In it, Campbell said that the Prime Minister's aim should be to "calm the frenzy" following the BBC story and rebuild support for the government's basic position on Iraq.
"A week of denials has not taken us very far forward because the media, particularly the BBC, are trying to create a 'no smoke without fire' atmosphere," he wrote.
"As to the manner in which you deal with it, it must be calm, confident, explanatory and thorough. But when you go on to the broader issues, in particular reporting back on Iraq, I think you should display a more combative approach."
Campbell warned Blair that he was facing rising opposition to the war on all sides. "What is clearly happening here is that the relatively more sober coverage of the war is giving way to the more usual frenzied media, and the aim of our opponents is to contaminate the success you had as a war leader in Iraq," he said.
"So those who opposed you then want to justify the opposition then " that goes for some of our MPs, BBC, the left-leaning press.

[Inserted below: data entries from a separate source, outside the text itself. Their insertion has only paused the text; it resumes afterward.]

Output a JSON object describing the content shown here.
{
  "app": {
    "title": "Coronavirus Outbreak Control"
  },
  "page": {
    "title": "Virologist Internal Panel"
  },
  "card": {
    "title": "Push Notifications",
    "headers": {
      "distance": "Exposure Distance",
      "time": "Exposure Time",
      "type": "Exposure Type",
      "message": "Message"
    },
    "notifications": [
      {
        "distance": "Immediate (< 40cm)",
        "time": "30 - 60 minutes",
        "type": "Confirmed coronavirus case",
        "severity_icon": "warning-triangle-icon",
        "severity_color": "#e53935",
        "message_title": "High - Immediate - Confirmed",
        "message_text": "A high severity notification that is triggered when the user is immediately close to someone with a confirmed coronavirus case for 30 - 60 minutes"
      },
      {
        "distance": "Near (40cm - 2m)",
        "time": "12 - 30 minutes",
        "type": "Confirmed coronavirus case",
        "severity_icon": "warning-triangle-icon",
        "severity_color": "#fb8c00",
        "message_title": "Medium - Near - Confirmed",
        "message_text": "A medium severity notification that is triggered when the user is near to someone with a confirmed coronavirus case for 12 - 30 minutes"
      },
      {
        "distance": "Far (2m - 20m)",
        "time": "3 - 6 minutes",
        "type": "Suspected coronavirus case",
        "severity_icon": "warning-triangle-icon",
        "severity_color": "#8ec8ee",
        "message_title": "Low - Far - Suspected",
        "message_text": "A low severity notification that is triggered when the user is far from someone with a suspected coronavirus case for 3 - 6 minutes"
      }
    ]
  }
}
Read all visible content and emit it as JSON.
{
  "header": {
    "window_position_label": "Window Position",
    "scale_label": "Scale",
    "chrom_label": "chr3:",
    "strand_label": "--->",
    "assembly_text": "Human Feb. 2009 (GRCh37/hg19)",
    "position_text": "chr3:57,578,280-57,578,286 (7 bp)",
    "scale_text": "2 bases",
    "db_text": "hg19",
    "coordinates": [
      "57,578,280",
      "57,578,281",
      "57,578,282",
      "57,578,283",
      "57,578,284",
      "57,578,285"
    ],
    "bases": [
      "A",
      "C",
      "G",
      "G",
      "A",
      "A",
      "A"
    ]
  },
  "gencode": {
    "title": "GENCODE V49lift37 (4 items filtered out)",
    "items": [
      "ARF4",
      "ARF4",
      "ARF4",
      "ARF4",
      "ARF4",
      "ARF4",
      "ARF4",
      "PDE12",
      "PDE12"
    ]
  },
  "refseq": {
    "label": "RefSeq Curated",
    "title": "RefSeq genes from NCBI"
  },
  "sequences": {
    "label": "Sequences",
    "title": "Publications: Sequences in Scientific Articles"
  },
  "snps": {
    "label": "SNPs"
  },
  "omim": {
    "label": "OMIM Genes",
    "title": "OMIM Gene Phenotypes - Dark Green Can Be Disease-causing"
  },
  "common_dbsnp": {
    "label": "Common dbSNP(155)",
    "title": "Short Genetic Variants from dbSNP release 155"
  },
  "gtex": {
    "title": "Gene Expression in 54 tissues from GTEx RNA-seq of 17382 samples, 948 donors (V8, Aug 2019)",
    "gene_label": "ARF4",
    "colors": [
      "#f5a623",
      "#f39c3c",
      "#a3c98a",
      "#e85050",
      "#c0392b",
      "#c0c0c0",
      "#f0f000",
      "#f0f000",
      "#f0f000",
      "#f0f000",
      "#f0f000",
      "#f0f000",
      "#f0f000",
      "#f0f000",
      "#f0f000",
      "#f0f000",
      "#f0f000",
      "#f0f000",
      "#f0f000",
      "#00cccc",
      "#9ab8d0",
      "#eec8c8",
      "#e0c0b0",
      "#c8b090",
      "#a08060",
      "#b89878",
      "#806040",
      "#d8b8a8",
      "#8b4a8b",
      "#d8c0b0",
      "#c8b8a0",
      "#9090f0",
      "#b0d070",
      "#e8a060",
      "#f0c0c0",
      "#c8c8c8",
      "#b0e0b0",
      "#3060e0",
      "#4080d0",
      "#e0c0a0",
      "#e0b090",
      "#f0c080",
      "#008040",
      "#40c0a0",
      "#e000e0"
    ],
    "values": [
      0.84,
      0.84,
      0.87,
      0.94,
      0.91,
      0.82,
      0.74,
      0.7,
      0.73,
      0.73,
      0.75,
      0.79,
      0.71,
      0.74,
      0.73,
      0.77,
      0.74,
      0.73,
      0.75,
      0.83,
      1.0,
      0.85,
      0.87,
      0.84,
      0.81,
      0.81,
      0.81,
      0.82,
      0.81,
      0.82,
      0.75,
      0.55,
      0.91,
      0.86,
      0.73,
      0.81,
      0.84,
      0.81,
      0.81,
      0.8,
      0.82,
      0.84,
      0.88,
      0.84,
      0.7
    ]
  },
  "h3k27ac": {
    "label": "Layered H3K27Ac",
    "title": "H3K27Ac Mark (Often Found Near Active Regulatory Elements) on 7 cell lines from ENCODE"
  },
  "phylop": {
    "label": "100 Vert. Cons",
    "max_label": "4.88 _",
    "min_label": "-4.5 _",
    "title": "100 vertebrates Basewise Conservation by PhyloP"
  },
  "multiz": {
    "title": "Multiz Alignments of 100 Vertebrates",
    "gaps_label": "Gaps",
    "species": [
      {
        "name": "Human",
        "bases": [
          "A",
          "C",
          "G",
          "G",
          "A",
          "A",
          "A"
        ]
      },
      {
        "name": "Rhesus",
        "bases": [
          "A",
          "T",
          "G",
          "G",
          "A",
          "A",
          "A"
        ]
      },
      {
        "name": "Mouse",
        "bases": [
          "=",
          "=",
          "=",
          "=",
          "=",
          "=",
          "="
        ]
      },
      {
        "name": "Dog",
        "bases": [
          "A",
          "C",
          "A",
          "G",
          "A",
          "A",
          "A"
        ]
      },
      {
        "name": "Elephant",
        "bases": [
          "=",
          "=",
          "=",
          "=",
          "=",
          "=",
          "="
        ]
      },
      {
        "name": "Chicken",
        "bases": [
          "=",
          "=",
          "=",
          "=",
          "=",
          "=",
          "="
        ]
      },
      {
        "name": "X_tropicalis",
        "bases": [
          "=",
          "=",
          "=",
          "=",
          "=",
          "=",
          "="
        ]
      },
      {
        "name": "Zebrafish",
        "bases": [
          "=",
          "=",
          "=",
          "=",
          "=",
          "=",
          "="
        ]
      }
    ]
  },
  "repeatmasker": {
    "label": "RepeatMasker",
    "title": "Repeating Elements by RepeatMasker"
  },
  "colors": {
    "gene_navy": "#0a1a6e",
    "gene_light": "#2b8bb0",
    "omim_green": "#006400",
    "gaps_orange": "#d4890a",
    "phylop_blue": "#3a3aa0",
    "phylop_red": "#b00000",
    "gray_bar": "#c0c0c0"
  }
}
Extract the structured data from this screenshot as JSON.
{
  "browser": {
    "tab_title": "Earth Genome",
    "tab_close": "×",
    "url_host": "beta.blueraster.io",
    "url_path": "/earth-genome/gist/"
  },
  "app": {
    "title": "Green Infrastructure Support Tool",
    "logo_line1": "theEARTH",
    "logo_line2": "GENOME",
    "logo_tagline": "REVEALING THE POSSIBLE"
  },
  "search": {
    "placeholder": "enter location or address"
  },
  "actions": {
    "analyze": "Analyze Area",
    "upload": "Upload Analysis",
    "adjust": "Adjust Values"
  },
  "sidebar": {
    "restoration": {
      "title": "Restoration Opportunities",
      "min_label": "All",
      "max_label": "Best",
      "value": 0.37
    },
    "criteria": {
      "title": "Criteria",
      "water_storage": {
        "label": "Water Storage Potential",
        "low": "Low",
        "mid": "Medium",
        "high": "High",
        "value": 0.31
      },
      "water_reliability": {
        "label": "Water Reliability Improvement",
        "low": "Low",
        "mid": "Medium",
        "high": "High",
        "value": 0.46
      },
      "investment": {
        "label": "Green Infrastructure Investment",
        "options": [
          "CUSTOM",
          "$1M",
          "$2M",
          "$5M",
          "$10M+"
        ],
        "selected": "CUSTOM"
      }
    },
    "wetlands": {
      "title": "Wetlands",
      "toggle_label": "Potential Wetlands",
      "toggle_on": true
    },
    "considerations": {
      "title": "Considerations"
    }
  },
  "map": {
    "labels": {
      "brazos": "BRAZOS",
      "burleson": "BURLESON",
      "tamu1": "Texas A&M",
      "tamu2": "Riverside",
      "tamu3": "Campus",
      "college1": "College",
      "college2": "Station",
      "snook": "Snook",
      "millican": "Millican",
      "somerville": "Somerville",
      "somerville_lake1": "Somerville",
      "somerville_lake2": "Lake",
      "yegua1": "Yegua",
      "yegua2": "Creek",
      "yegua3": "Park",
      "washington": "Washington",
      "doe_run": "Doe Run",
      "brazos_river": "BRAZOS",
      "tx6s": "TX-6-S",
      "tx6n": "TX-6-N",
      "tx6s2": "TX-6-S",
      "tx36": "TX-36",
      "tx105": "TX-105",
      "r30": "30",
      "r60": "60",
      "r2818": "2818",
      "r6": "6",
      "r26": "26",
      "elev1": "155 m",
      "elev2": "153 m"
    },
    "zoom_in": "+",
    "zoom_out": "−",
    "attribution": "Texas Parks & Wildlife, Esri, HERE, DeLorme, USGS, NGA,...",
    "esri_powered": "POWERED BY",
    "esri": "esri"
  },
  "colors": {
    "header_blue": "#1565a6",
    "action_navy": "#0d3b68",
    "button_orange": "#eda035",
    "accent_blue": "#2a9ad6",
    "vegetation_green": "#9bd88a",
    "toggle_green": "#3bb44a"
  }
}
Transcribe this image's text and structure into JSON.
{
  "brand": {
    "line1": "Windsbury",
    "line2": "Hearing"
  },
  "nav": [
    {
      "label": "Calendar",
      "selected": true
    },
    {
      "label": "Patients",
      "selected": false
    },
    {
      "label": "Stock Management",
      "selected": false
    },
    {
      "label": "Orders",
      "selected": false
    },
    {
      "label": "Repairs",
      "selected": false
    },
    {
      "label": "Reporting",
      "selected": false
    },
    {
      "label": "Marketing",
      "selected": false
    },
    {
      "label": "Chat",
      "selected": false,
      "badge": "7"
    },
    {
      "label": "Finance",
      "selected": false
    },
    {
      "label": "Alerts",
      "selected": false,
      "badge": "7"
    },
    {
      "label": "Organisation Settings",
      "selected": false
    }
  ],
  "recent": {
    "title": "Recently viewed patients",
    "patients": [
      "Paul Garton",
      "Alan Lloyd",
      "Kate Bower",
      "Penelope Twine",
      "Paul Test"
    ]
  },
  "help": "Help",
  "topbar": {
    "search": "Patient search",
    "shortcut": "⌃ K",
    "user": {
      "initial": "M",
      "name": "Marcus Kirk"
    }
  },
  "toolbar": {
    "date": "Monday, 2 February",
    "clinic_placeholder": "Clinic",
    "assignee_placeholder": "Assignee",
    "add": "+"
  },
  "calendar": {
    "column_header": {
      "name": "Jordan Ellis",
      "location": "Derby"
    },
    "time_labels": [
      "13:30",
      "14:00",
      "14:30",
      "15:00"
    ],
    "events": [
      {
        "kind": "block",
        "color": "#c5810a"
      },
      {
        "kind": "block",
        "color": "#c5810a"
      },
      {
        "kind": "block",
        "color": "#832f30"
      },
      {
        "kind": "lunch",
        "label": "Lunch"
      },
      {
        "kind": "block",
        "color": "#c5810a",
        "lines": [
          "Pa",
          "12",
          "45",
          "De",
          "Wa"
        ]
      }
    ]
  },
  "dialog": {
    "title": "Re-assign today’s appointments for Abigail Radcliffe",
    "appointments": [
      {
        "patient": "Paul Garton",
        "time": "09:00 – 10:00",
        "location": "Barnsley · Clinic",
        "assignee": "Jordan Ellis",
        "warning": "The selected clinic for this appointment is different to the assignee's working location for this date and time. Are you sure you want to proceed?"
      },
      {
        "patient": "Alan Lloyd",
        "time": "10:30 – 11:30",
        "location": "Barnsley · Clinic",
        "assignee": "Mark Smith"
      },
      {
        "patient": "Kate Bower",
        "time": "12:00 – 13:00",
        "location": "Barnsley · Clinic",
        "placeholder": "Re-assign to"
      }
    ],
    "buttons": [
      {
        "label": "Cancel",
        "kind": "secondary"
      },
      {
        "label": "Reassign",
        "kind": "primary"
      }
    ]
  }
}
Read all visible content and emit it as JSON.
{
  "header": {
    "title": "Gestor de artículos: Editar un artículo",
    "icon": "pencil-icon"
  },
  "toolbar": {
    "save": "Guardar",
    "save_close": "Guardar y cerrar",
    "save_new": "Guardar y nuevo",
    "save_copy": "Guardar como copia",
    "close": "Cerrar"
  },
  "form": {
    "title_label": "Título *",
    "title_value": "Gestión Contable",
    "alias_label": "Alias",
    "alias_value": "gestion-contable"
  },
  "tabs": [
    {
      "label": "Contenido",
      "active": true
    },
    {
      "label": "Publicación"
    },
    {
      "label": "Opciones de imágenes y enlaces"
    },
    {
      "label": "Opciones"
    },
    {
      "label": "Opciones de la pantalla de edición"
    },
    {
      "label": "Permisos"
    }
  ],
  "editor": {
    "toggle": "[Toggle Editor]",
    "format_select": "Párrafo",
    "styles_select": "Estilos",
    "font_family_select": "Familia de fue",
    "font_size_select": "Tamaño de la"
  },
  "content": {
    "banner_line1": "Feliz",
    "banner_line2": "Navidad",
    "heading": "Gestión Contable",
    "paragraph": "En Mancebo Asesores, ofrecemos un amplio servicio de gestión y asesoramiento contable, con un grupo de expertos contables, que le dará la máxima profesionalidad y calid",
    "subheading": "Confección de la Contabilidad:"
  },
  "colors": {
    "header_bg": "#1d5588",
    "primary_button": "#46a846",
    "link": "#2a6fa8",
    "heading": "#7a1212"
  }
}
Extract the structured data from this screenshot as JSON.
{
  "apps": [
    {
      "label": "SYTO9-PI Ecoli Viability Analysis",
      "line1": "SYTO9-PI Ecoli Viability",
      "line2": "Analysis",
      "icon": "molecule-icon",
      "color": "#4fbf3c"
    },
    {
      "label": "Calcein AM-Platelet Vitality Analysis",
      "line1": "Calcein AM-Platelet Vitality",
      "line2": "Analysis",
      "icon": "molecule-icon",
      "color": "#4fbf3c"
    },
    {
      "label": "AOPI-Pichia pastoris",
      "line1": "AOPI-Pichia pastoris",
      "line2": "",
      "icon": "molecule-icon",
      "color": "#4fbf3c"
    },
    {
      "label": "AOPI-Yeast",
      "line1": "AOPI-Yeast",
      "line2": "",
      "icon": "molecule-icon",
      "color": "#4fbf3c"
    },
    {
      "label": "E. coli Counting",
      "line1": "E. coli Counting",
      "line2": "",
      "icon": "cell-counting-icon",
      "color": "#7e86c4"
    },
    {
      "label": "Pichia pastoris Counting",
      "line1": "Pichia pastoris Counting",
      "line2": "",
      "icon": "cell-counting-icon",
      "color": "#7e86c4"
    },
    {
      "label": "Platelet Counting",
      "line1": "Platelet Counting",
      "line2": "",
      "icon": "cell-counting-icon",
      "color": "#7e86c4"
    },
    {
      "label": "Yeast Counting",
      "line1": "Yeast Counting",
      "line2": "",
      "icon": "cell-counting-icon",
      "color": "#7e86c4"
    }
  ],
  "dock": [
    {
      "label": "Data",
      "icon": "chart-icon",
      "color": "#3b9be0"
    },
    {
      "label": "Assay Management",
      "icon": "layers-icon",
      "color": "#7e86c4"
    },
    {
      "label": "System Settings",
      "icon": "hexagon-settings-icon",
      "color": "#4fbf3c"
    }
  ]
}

Those who supported you, like the right-wing press, want to look for reasons to regret their support and detach you from Bush."
In the second note, dated June 22, Campbell spells out to Blair why he should be allowed to give evidence to MPs on the Foreign Affairs Committee because of his "own personal role" in events.
"I believe there are legitimate questions to ask and that I am well placed to answer them, having chaired the Iraqi Communications Group in the run up to conflict," he said.
The documents also suggest that even as the Ministry of Defence was preparing to confirm Kelly's name to journalists, there were concerns in Whitehall that he may not have been the source of the BBC story by Today programme journalist Andrew Gilligan.
Powell noted in an e-mail to Scarlett dated July 9: "A source in the BBC has told us that Gilligan's source is in fact in the Cabinet Office. This might well be a blind. But is there any reason to think there could be any truth in that? Have phone logs been looked at etc?"